In this project, you will implement the SSUP algorithm to reproduce the main findings from the Virtual Tools paper on human tool-use in problem-solving. Its core task is to use one of several tools to move a red object into a green goal area within a 2D physics environment. Your task is to complete the missing SSUP algorithm within the provided game framework and analyze its performance against human data. Through this, you will gain insights into how mental simulation and prior knowledge enable flexible and efficient tool use.

This process will help you explore how action priors and mental simulation contribute to problem-solving flexibility and efficiency. While the paper reports certain technical details (e.g., Gaussian policy, Policy Gradient algorithm), you may use other implementations or algorithms, provided you justify your choices. You are not required to reproduce results exactly, but a thoughtful and reasonable analysis is expected.

Task 1: Setup and Familiarization (20 pts)

Get yourself prepared to the project.

Start by reading the provided paper to understand the theoretical foundation of the SSUP model. Include a brief introduction to the Virtual Tool Game and a summary on the core of the algorithm. (15 pts)
Clone the provided codebase and set up the development environment according to the repository instructions. The game framework is available in this repo, and note that it includes the game itself but does not contain the SSUP algorithm. Include the screenshots of successful installation. (5 pts)

Task 2: SSUP Implementation (50 pts)

Implement the SSUP algorithm and run it across different game levels. It is recommended to wrap the environment with standard gym-like APIs so that it can be compatible with standard RL wrappers like Stable Baseline.

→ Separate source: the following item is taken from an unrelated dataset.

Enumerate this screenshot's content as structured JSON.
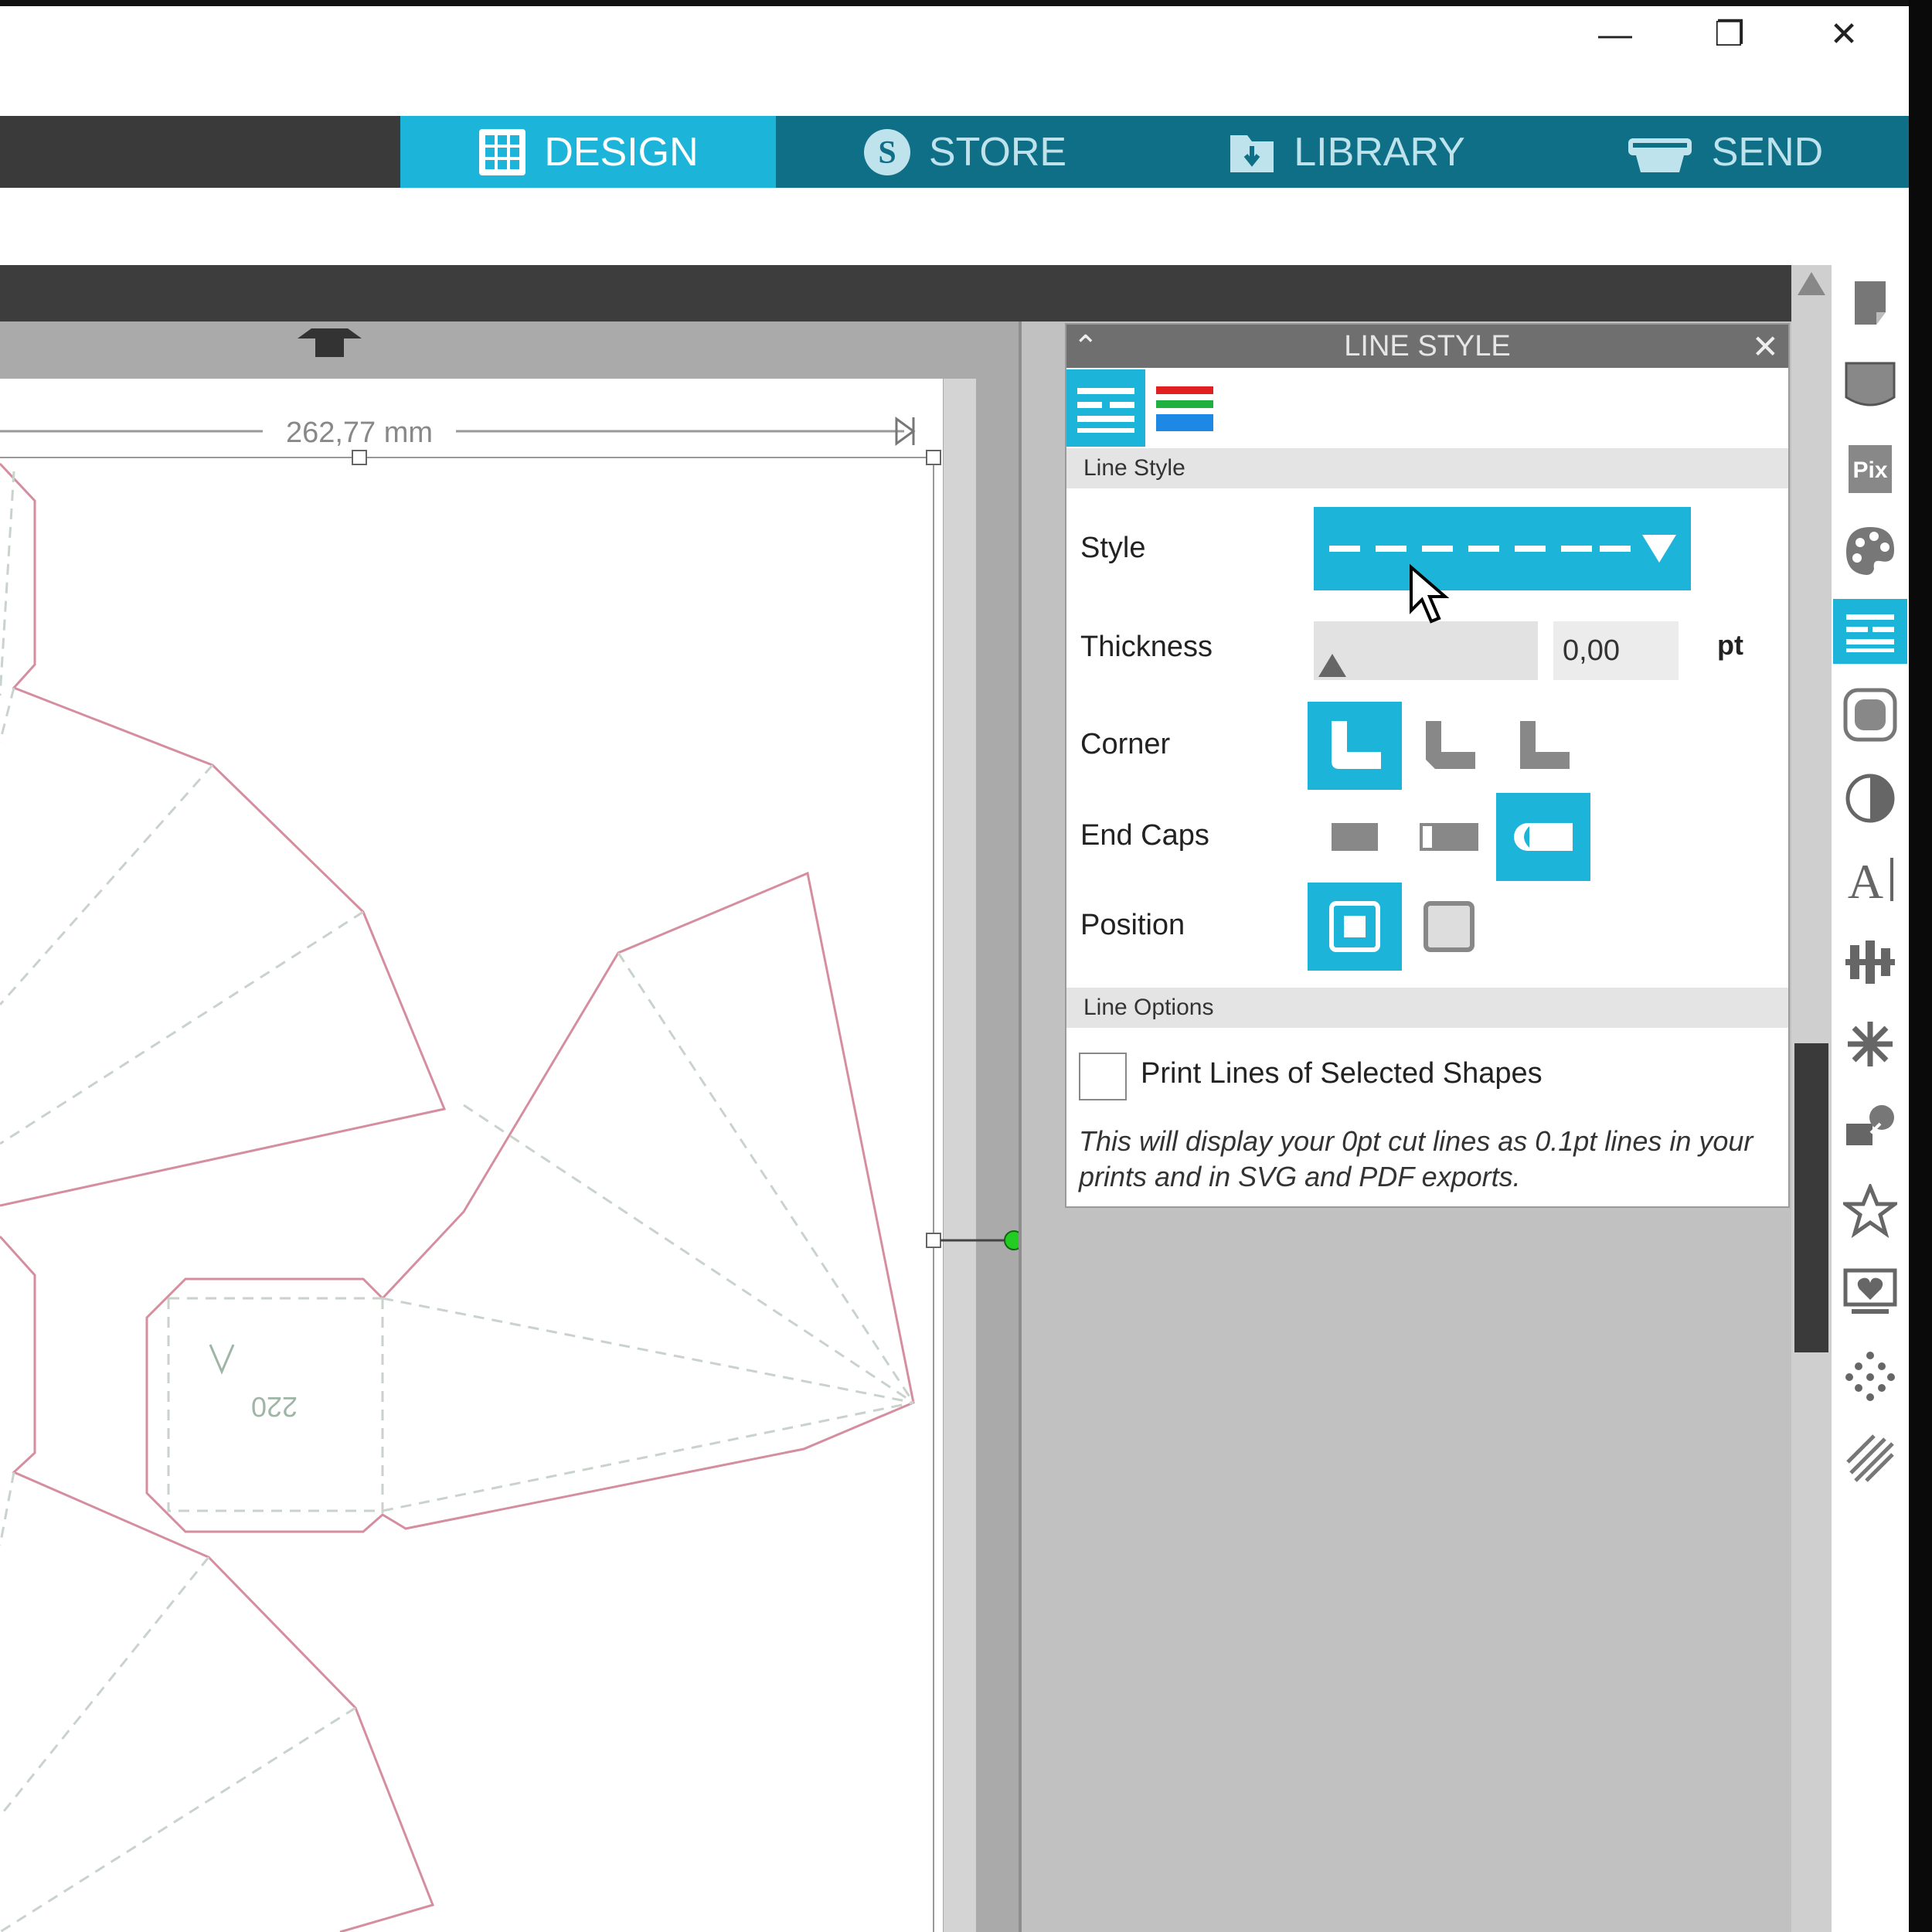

Implement the SSUP algorithm based on your understanding according to the paper. Key procedures include:
1. Sample: Proposing new actions based on a structured, object-based prior. (10pt)
2. Simulate: “Mentally” simulating the outcomes of proposed actions using a noisy physics engine. The reward is based on how much the action reduces the distance between the red object and the green goal. (10 pt)
3. Update: Adjusting beliefs about high-value actions based on both simulated and real-world outcomes. The paper uses a Gaussian mixture model policy for this step, but you may adopt alternatives if you can justify your choice. (20pt)
4. Environment setup: implement logics on environment initialization, stepping, reset, the computation of key metrics, and logging. (10 pt)

Task 3: Result Analysis (30 pts)

Following Fig. 4: Visualize the results (e.g., selected actions, model beliefs, performance, etc.) and analyze them. Your analysis could include but is not be limited to the questions below. Include the necessary visualizations, analysis and discussions in the report. (20 pts)
1. Does the algorithm learn effectively through the SSUP process?
2. How quickly does your model converge?
3. How does it perform across different levels? What are the primary failure modes and their potential causes?
Following Fig. 5: Compare your implementation’s results with the human data (see this page). Use linear regression to assess how closely the performances align. Include the necessary visualizations, analysis and discussions in the report. (10 pts)

Deliverable

A report with details mentioned above.
Codebase of your project, which includes:
1. The source code of your project, with necessary comments on the code.
2. A README.md file that illustrates the repo structure and startup script to replicate the results in your paper.
3. If you build upon the Virtual Tool Game repo, you have to either open source the repo on GitHub with your commits preserved, or provide a git diff log file that illustrates the modifications you have made in the zip file you submit. See this page for how to generate the git diff log, which you should dump into a text file.

References

Allen, K. R., Smith, K. A., & Tenenbaum, J. B. (2020). Rapid trial-and-error learning with simulation supports flexible tool use and physical reasoning. Proceedings of the National Academy of Sciences, 117(47), 29302-29310.